Just wanted to make sure that my proof is correct and that I am not missing anything in the process. Any thoughts?
" To demonstrate mathematically that the K-means algorithm corresponds to an algorithm of Expectation Maximization, we need to show that the K-means algorithm can be derived from the EM algorithm for a specific choice of the likelihood function and the prior distribution.
The K-means algorithm can be derived from the EM algorithm for a mixture of K Gaussians with equal covariance matrix. In this case, the likelihood function is given by:
$$p(x_n|z_n=k,\mu_k,\Sigma)=\frac{1}{(2\pi\sigma^2)^{D/2}}\exp\left(-\frac{1}{2\sigma^2}\|x_n-\mu_k\|^2\right)$$
where $x_n$ is the $n$-th data point, $z_n$ is the latent variable indicating the cluster assignment of $x_n$, $\mu_k$ is the mean of the $k$-th cluster, $\Sigma$ is the covariance matrix, and $\sigma^2$ is the common variance.
The prior distribution is given by:
$$p(z_n=k)=\frac{1}{K}$$
which assumes that each cluster is equally likely.

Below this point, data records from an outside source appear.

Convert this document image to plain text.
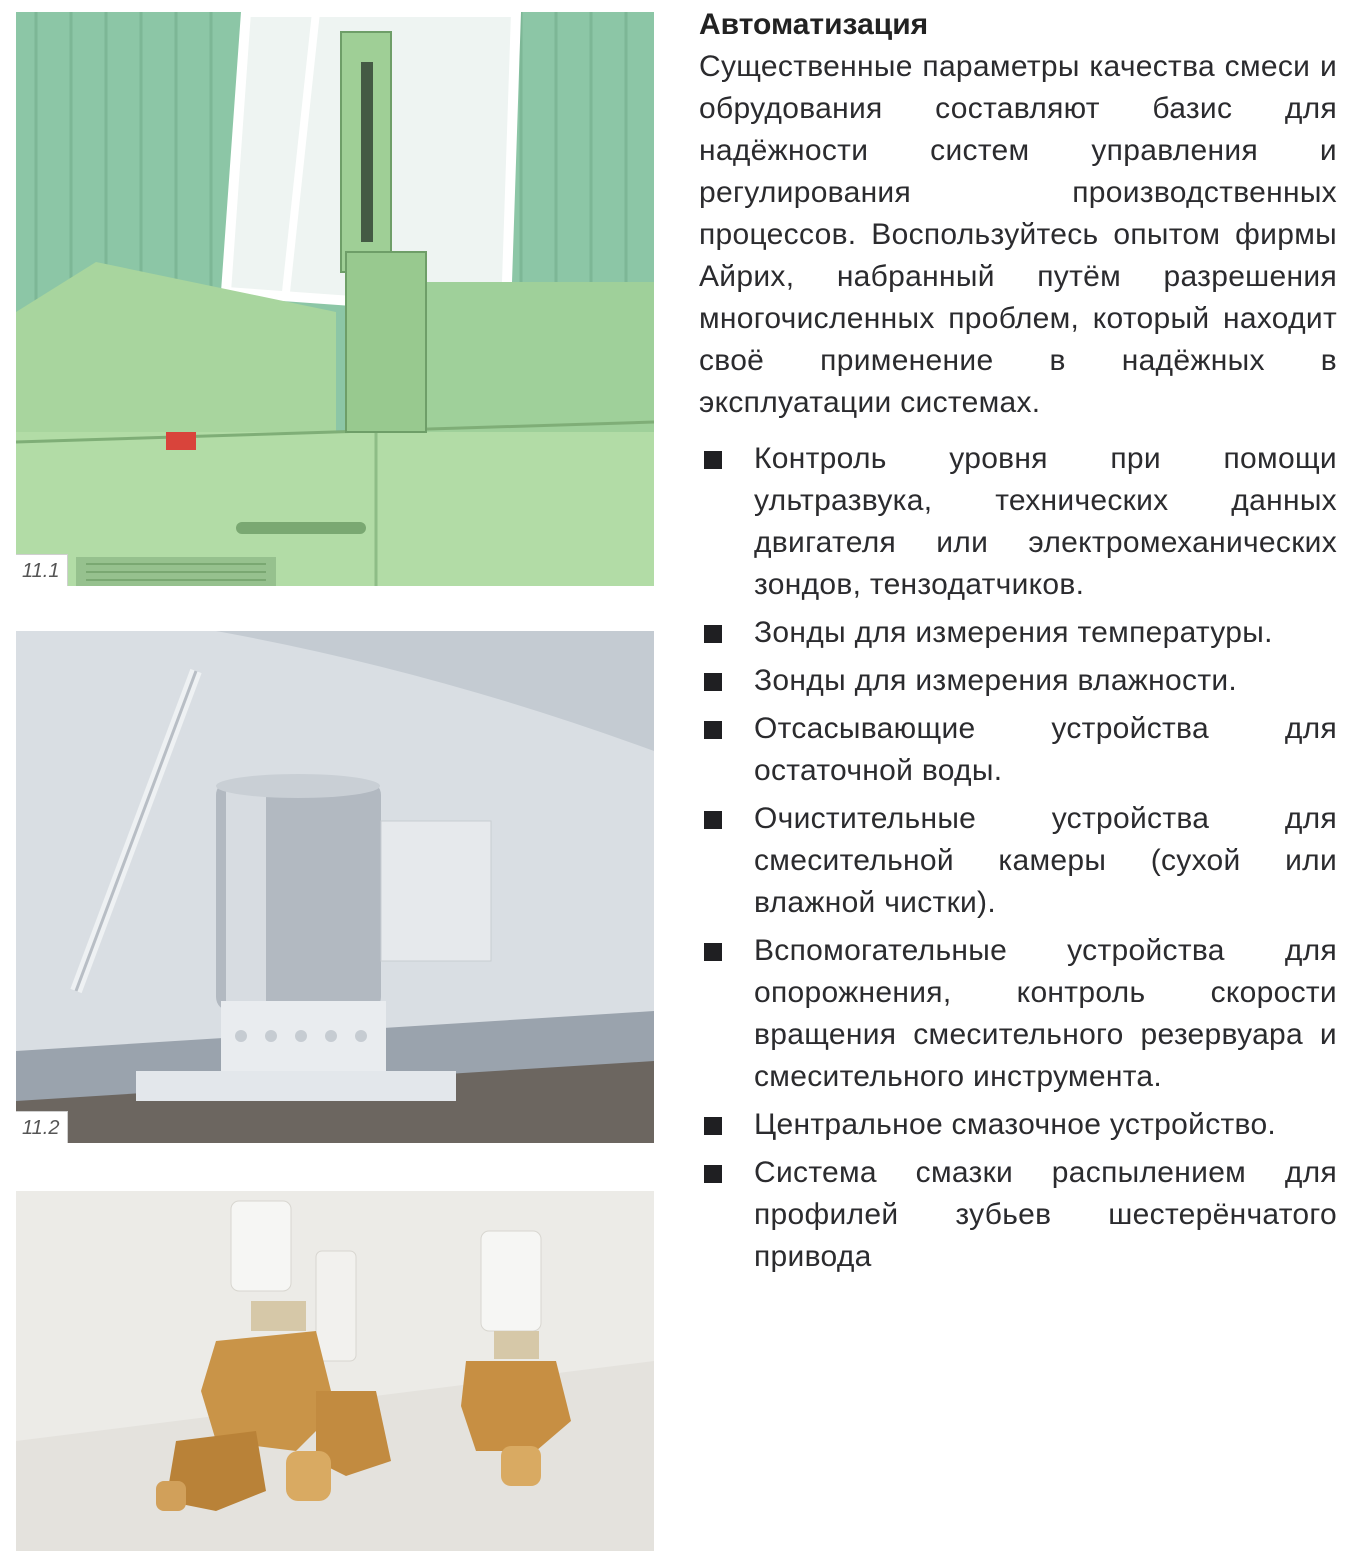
11.1
11.2
Автоматизация

Существенные параметры качества смеси и обрудования составляют базис для надёжности систем управления и регулирования производственных процессов. Воспользуйтесь опытом фирмы Айрих, набранный путём разрешения многочисленных проблем, который находит своё применение в надёжных в эксплуатации системах.

Контроль уровня при помощи ультразвука, технических данных двигателя или электромеханических зондов, тензодатчиков.
Зонды для измерения температуры.
Зонды для измерения влажности.
Отсасывающие устройства для остаточной воды.
Очистительные устройства для смесительной камеры (сухой или влажной чистки).
Вспомогательные устройства для опорожнения, контроль скорости вращения смесительного резервуара и смесительного инструмента.
Центральное смазочное устройство.
Система смазки распылением для профилей зубьев шестерёнчатого привода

The EM algorithm for this mixture of Gaussians is given by:
- Initialize the means $\mu_k$ randomly.
- E-step: Compute the posterior probability of the cluster assignment $z_n$ given the data $x_n$ and the current means $\mu_k$:
$$r_{nk}=\frac{\exp\left(-\frac{1}{2\sigma^2}\|x_n-\mu_k\|^2\right)}{\sum_{j=1}^K\exp\left(-\frac{1}{2\sigma^2}\|x_n-\mu_j\|^2\right)}$$
where $r_{nk}$ is the responsibility of the $k$-th cluster for the $n$-th data point.
- M-step: Update the means $\mu_k$ using the responsibilities:
$$\mu_k=\frac{\sum_{n=1}^N r_{nk}x_n}{\sum_{n=1}^N r_{nk}}$$
- Repeat steps 2 and 3 until convergence.

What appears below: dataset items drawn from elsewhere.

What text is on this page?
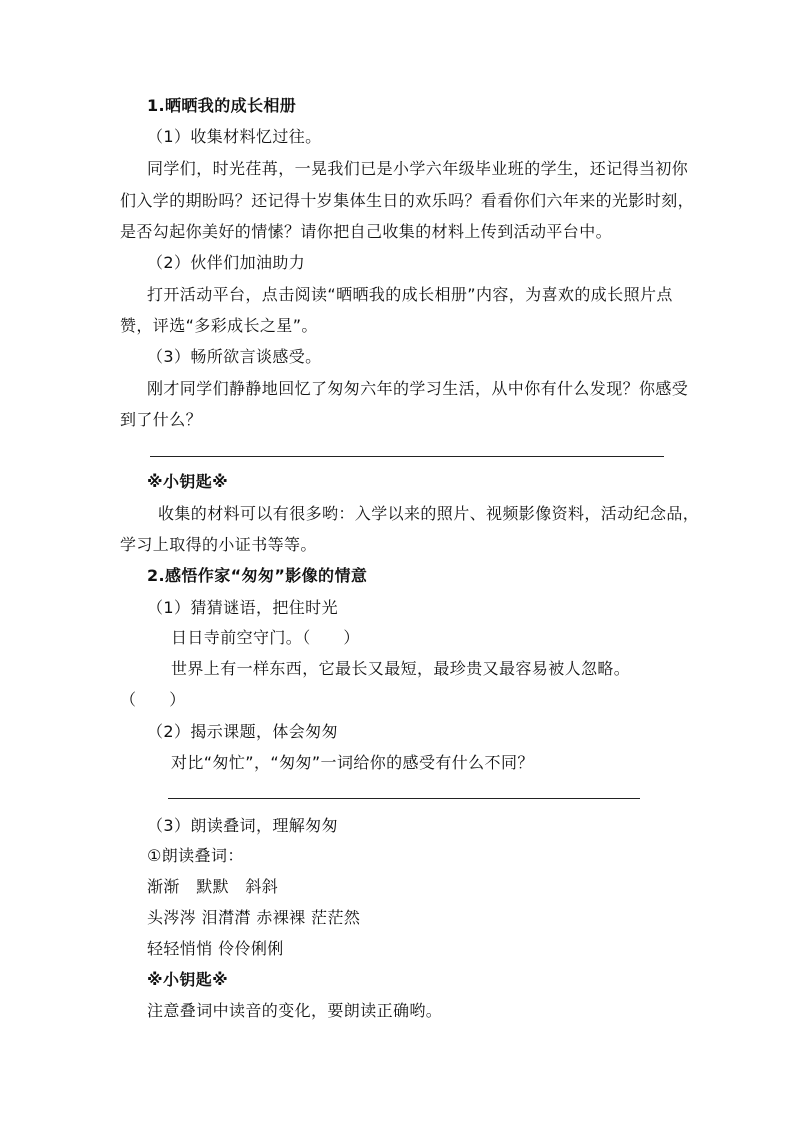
1.晒晒我的成长相册
（1）收集材料忆过往。
同学们，时光荏苒，一晃我们已是小学六年级毕业班的学生，还记得当初你
们入学的期盼吗？还记得十岁集体生日的欢乐吗？看看你们六年来的光影时刻，
是否勾起你美好的情愫？请你把自己收集的材料上传到活动平台中。
（2）伙伴们加油助力
打开活动平台，点击阅读“晒晒我的成长相册”内容，为喜欢的成长照片点
赞，评选“多彩成长之星”。
（3）畅所欲言谈感受。
刚才同学们静静地回忆了匆匆六年的学习生活，从中你有什么发现？你感受
到了什么？
※小钥匙※
收集的材料可以有很多哟：入学以来的照片、视频影像资料，活动纪念品，
学习上取得的小证书等等。
2.感悟作家“匆匆”影像的情意
（1）猜猜谜语，把住时光
日日寺前空守门。（　　）
世界上有一样东西，它最长又最短，最珍贵又最容易被人忽略。
（　　）
（2）揭示课题，体会匆匆
对比“匆忙”，“匆匆”一词给你的感受有什么不同？
（3）朗读叠词，理解匆匆
①朗读叠词：
渐渐　默默　斜斜
头涔涔 泪潸潸 赤裸裸 茫茫然
轻轻悄悄 伶伶俐俐
※小钥匙※
注意叠词中读音的变化，要朗读正确哟。
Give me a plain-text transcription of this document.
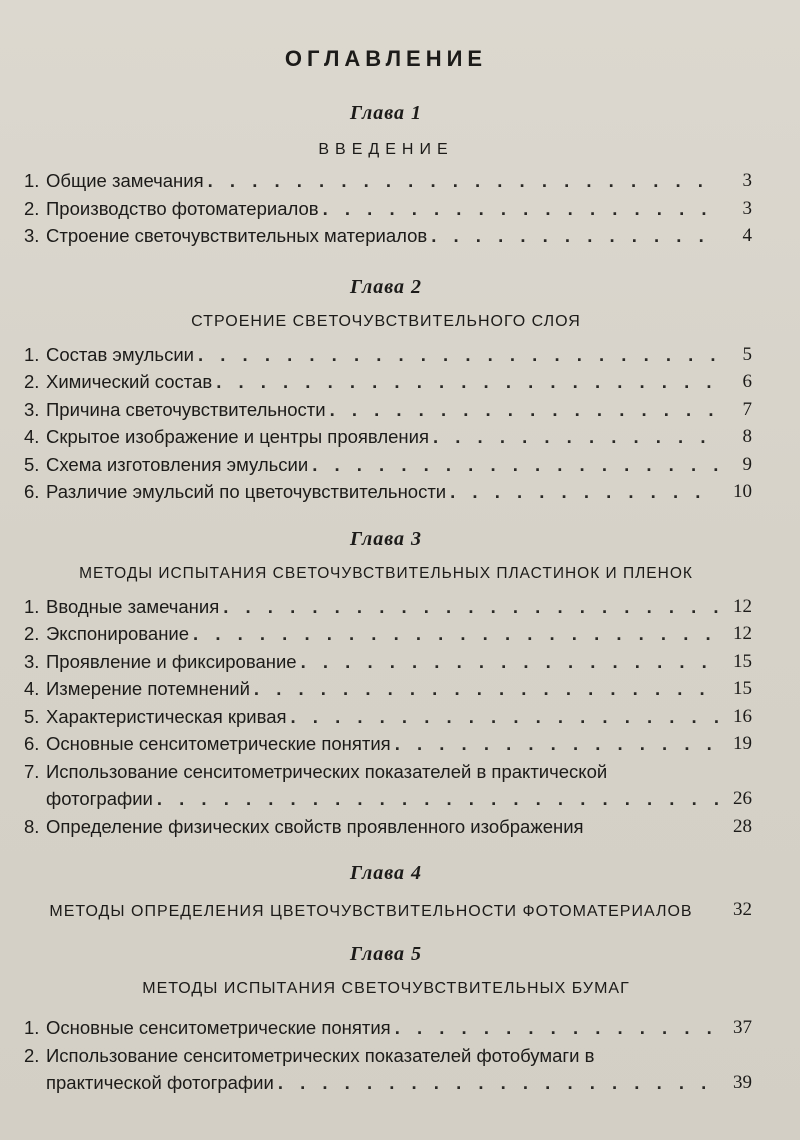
ОГЛАВЛЕНИЕ

Глава 1

ВВЕДЕНИЕ

1. Общие замечания . . .	3
2. Производство фотоматериалов . . .	3
3. Строение светочувствительных материалов . . .	4

Глава 2

СТРОЕНИЕ СВЕТОЧУВСТВИТЕЛЬНОГО СЛОЯ

1. Состав эмульсии . . .	5
2. Химический состав . . .	6
3. Причина светочувствительности . . .	7
4. Скрытое изображение и центры проявления . . .	8
5. Схема изготовления эмульсии . . .	9
6. Различие эмульсий по цветочувствительности . . .	10

Глава 3

МЕТОДЫ ИСПЫТАНИЯ СВЕТОЧУВСТВИТЕЛЬНЫХ ПЛАСТИНОК И ПЛЕНОК

1. Вводные замечания . . .	12
2. Экспонирование . . .	12
3. Проявление и фиксирование . . .	15
4. Измерение потемнений . . .	15
5. Характеристическая кривая . . .	16
6. Основные сенситометрические понятия . . .	19
7. Использование сенситометрических показателей в практической
фотографии . . .	26
8. Определение физических свойств проявленного изображения	28

Глава 4

МЕТОДЫ ОПРЕДЕЛЕНИЯ ЦВЕТОЧУВСТВИТЕЛЬНОСТИ ФОТОМАТЕРИАЛОВ	32

Глава 5

МЕТОДЫ ИСПЫТАНИЯ СВЕТОЧУВСТВИТЕЛЬНЫХ БУМАГ

1. Основные сенситометрические понятия . . .	37
2. Использование сенситометрических показателей фотобумаги в
практической фотографии . . .	39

Now, let's show that the K-means algorithm corresponds to this EM algorithm. The K-means algorithm is given by:
- Initialize the means $\mu_k$ randomly.
- Assignment step: Assign each data point to the closest cluster mean:
$$z_n=\arg\min_k\|x_n-\mu_k\|^2$$
- Refitting step: Update the means $\mu_k$ to the average of the data points assigned to them:
$$\mu_k=\frac{1}{N_k}\sum_{n:z_n=k}x_n$$
where $N_k$ is the number of data points assigned to the $k$-th cluster.
We can see that the K-means algorithm corresponds to the EM algorithm for the mixture of Gaussians with equal covariance matrix by setting $\sigma^2=\frac{1}{2}$ and $r_{nk}=1$ if $z_n=k$ and $r_{nk}=0$ otherwise. In this case, the likelihood function reduces to:
$$p(x_n|z_n=k,\mu_k)=\frac{1}{\sqrt{2\pi}}\exp\left(-\frac{1}{2}\|x_n-\mu_k\|^2\right)$$
which is the Gaussian distribution with unit variance. The prior distribution is given by:
$$p(z_n=k)=\frac{1}{K}$$
which assumes that each cluster is equally likely.

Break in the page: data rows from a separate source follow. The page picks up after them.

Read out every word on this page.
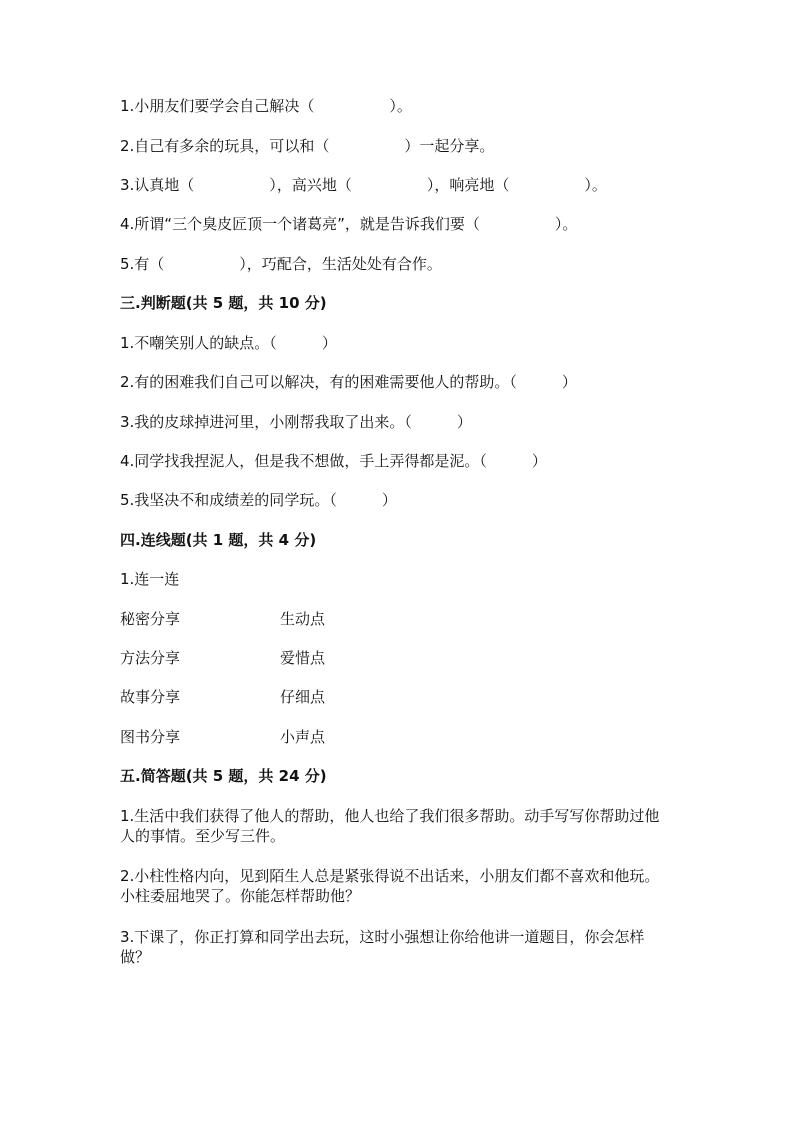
1.小朋友们要学会自己解决（　　　　　）。
2.自己有多余的玩具，可以和（　　　　　）一起分享。
3.认真地（　　　　　），高兴地（　　　　　），响亮地（　　　　　）。
4.所谓“三个臭皮匠顶一个诸葛亮”，就是告诉我们要（　　　　　）。
5.有（　　　　　），巧配合，生活处处有合作。
三.判断题(共 5 题，共 10 分)
1.不嘲笑别人的缺点。（　　　）
2.有的困难我们自己可以解决，有的困难需要他人的帮助。（　　　）
3.我的皮球掉进河里，小刚帮我取了出来。（　　　）
4.同学找我捏泥人，但是我不想做，手上弄得都是泥。（　　　）
5.我坚决不和成绩差的同学玩。（　　　）
四.连线题(共 1 题，共 4 分)
1.连一连
秘密分享	生动点
方法分享	爱惜点
故事分享	仔细点
图书分享	小声点
五.简答题(共 5 题，共 24 分)
1.生活中我们获得了他人的帮助，他人也给了我们很多帮助。动手写写你帮助过他人的事情。至少写三件。
2.小柱性格内向，见到陌生人总是紧张得说不出话来，小朋友们都不喜欢和他玩。小柱委屈地哭了。你能怎样帮助他？
3.下课了，你正打算和同学出去玩，这时小强想让你给他讲一道题目，你会怎样做？
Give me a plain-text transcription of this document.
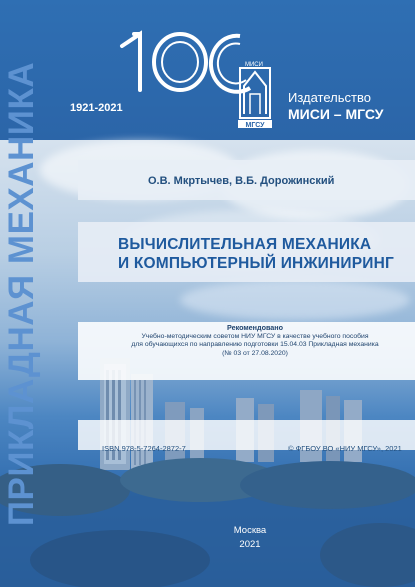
ПРИКЛАДНАЯ МЕХАНИКА	МИСИ
МГСУ
1921-2021
Издательство
МИСИ – МГСУ
О.В. Мкртычев, В.Б. Дорожинский
ВЫЧИСЛИТЕЛЬНАЯ МЕХАНИКА
И КОМПЬЮТЕРНЫЙ ИНЖИНИРИНГ
Рекомендовано
Учебно-методическим советом НИУ МГСУ в качестве учебного пособия
для обучающихся по направлению подготовки 15.04.03 Прикладная механика
(№ 03 от 27.08.2020)
ISBN 978-5-7264-2872-7	© ФГБОУ ВО «НИУ МГСУ», 2021
Москва
2021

The E-step of the EM algorithm reduces to:
$$r_{nk}=\begin{cases}1 & \text{if }z_n=k\\0 & \text{otherwise}\end{cases}$$
which is equivalent to the assignment step of the K-means algorithm.
The M-step of the EM algorithm reduces to:
$$\mu_k=\frac{\sum_{n=1}^N r_{nk}x_n}{\sum_{n=1}^N r_{nk}}=\frac{1}{N_k}\sum_{n:z_n=k}x_n$$
which is equivalent to the refitting step of the K-means algorithm.
Therefore, we have shown that the K-means algorithm corresponds to an algorithm of Expectation Maximization for a specific choice of the likelihood function and the prior distribution."